You kept my eyes from closing;
I was too troubled to speak. (Psalm 77:4)
At the worst times in my illness, I’ve been unable to sleep at nights. I’ve lain awake listening to the radio, looking for something to soothe my mind such that I might drift off to sleep. If you were to ask me what my trouble was, I would not be able to put it into words. Generalized anxiety they call it. It’s a vague sense that something is not right and nothing I can do will make it better.
You might wonder just what the Psalmist gains by expressing here what cannot be expressed. What good does it do simply to identify that “I was too troubled to speak”?
It’s hard to say. Like the experience itself, it’s difficult to put into words.

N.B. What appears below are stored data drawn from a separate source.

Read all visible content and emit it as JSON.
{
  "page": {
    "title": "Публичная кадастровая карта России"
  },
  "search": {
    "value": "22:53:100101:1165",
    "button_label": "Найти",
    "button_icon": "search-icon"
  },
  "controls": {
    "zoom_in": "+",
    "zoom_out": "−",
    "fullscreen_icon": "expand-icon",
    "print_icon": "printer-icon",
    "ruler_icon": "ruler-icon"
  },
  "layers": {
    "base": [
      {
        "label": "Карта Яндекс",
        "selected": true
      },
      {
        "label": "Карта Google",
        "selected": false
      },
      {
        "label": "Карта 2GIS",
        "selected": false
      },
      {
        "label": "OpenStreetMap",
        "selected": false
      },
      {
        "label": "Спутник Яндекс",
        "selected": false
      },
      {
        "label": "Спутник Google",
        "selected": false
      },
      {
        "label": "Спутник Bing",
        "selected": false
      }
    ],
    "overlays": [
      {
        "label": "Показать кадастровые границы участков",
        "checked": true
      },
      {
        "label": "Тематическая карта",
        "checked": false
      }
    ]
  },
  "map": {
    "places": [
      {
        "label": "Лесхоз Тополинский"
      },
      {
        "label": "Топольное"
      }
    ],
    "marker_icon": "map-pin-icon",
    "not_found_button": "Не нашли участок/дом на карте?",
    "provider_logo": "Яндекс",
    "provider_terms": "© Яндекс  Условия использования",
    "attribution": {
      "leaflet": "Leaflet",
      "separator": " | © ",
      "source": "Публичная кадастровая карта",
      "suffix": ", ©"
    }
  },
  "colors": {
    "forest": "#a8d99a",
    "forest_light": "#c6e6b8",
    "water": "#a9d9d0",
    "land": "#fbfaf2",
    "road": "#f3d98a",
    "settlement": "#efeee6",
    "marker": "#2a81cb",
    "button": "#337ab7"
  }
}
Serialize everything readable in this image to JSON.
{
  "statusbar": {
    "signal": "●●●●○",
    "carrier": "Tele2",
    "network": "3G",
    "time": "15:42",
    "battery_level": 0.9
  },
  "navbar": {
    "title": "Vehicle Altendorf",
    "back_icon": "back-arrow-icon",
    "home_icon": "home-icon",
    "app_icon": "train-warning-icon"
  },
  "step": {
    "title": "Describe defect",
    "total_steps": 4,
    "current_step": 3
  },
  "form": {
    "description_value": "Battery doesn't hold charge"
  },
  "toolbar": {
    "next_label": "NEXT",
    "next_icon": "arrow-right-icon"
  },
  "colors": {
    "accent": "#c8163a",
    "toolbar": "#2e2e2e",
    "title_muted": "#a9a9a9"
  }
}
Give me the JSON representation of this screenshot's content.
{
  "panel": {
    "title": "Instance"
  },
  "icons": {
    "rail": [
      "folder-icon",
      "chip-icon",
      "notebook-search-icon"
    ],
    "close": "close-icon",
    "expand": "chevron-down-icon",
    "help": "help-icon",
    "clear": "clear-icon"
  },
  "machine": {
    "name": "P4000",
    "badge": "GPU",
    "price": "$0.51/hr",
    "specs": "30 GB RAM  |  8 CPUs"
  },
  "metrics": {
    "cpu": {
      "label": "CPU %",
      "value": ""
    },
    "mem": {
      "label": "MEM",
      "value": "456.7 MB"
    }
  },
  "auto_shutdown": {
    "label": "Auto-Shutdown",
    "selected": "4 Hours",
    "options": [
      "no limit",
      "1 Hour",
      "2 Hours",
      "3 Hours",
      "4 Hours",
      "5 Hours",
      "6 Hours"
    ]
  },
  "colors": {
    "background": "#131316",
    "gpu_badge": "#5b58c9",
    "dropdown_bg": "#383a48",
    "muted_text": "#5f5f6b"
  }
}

But acknowledging there is a problem is the first step toward healing. God hears these unspoken prayers and, in good time, brings relief.
The Apostle Paul was a man with much to say, most of the time, but even he had occasions where he is speechless. In talking about prayer, he writes, “Likewise the Spirit helps us in our weakness; for we do not know how to pray as we ought, but that very Spirit intercedes with sighs too deep for words.” (Romans 8:26, NRSV)
Sometimes our most profound and intimate prayers cannot be put into words. Instead, we sigh. We groan. And God knows just what we are talking about and gives us what we most need.